Backlog tracking as a folder of markdown story-cards in your repo. Agent-readable. No proprietary state.
Project description
Game of Cards
A small command-line tool that keeps your project's to-do list as a folder of markdown files inside your repo. Each item is a card — a directory under deck/ with a frontmatter header, a body, and a checklist that decides when it's done.
That's it. The rest of this README is why that turns out to be a useful shape.
The agile thinking behind it
Three ideas from the 1990s, none of them ours, all still in use:
- One card, one thing — XP, Beck 1999. Small enough to fit on an index card. Enough context that anyone, or anything, can pick it up.
- Definition of Done — Scrum, Sutherland & Schwaber. A card isn't closed because someone said so. It's closed because a checklist is satisfied.
- Status, not location — Kanban, Anderson, after Toyota. A card stays at
deck/<title>/while it moves through open → active → done. Cross-references don't break.
The argument for taking these seriously now is that AI coding agents are a much harder handoff problem than the human teams those ideas were built for. Agents read the full backlog every session, re-derive context from scratch, and never remember yesterday. A card with a stable URL, a machine-checkable closure contract, and a self-contained body stops being "discipline" and starts being how the agent finds its bearings.
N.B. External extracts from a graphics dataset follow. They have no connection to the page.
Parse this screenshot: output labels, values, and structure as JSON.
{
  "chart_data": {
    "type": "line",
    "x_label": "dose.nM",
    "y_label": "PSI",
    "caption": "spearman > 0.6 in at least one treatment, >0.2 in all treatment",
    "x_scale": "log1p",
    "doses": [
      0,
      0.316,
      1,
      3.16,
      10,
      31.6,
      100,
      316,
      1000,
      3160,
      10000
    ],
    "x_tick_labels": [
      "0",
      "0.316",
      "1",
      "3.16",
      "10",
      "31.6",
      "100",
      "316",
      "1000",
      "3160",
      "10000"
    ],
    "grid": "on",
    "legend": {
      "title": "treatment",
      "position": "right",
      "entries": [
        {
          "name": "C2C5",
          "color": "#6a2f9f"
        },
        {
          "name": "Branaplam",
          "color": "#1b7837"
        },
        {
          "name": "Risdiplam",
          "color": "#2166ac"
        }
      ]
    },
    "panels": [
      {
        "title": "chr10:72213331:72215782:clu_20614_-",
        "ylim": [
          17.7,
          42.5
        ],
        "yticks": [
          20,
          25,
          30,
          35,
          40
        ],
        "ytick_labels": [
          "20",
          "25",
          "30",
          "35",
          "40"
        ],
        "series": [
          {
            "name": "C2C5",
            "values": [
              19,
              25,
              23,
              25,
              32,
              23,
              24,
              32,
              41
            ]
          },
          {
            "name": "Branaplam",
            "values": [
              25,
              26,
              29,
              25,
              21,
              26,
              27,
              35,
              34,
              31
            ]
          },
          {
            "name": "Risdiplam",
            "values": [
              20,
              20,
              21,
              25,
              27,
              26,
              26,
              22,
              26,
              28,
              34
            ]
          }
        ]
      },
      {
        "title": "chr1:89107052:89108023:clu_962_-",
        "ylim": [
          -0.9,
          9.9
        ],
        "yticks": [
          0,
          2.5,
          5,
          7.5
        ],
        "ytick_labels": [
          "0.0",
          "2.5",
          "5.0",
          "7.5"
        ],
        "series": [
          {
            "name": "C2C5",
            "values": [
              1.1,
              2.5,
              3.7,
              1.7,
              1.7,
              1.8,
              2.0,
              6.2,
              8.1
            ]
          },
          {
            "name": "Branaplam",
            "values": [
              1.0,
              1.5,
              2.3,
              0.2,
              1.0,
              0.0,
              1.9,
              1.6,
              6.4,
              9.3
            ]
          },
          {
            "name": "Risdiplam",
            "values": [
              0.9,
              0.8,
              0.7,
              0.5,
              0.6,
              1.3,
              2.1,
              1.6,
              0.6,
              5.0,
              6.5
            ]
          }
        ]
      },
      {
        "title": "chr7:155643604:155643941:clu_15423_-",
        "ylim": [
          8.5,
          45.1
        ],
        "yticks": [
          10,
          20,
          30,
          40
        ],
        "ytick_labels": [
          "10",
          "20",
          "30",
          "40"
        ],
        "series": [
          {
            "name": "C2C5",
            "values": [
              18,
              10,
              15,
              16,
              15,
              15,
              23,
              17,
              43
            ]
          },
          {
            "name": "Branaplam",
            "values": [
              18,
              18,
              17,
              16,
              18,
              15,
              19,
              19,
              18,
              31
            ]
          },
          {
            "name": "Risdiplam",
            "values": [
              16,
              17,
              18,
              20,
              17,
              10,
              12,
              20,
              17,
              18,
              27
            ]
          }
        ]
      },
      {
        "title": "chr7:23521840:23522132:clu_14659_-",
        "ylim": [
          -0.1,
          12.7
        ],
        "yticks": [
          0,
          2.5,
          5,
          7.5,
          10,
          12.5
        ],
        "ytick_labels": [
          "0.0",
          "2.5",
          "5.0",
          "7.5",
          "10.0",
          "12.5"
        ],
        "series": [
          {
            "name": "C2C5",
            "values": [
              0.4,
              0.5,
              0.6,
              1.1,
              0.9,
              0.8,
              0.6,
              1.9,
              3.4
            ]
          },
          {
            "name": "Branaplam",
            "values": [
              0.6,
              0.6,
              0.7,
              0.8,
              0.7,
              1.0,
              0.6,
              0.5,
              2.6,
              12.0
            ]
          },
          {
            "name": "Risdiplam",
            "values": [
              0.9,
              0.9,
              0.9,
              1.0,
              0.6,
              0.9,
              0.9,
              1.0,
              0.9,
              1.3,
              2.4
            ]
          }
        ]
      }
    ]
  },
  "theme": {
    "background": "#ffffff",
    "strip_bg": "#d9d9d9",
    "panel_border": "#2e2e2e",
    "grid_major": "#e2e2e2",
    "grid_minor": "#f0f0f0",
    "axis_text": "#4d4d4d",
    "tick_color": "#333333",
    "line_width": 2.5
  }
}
The 1990s primitives were right for a different reason than the 1990s knew about.
It works without any of that, too. goc new "rename the button", goc to see what's open, goc done rename-the-button to close it. No AI required. The deck is just markdown files; you read, write, edit, and revert them with the same git you already use.
What it is, and what it isn't
Game of Cards is a substrate. The CLI, the schema, the on-disk card layout, the validator — that's all it ships. There's no preferred LLM, no proprietary state, no mandatory workflow.
What sits on top is up to you. Claude Code skills come bundled as the reference harness; any editor that reads AGENTS.md (Codex, Cursor, OpenCode, Copilot, Aider) can drive the same deck. So can a shell script. So can your hands.
This is not another methodology framework. Spec-Kit ships templates. BMAD ships personas. Ruler ships rule fan-out. claude-flow ships swarm orchestration. Each sits on top of a substrate that the consuming team has to provide. Game of Cards provides one.
Try it
uv tool install game-of-cards # one-time, machine-wide
cd any-repo
goc install # adds deck/, CLAUDE.md/AGENTS.md sections, a starter card
The cost of trying is low. goc install adds files; it doesn't take any away. If you decide it isn't for you, rm -rf deck/ and revert the two README sections — you're back where you started.
A few things you can do once it's installed:
goc new "rename the button to Export"
goc # show what's open, sorted by leverage
goc validate # check every card's frontmatter against the schema
goc done rename-the-button-to-export
If you're using Claude Code or any AGENTS.md-aware editor, you can also just talk to it: "rename the button to Export." The deck reflects either flow on the same on-disk state.
What you get
- A
gocCLI — 13 verbs covering create, browse, advance, decide, close, validate, and install. - A
deck/<title>/directory per card: frontmatter-validatedREADME.md, append-onlylog.md. - A schema validator suitable for pre-commit and CI.
- A starter set of Claude Code skills (
scan-deck,next-card,create-card,advance-card,decide-card,finish-card,improve-deck,extend-deck,pull-card,card-schema,deck) that turn the CLI into an autonomous workflow when you want one. - An
AGENTS.mdblock for editors that aren't Claude Code. - A
.game-of-cards/per-repo config layer for project-specific content and workflow hooks. The convention — directory layout, file format, hook-point catalog — is documented in.game-of-cards/README.md, whichgoc installships into every consuming repo.
Status
Brand new. This is 0.0.1 — only a few days of implementation, no external users yet, plenty of rough edges that are unknown until someone tries it on a fresh project. Bring expectations to match.
The right way to find out if it's for you is to install it, point it at a side project, and see whether it stays out of your way for a week. If it does, you'll keep it. If it doesn't, you've spent five minutes.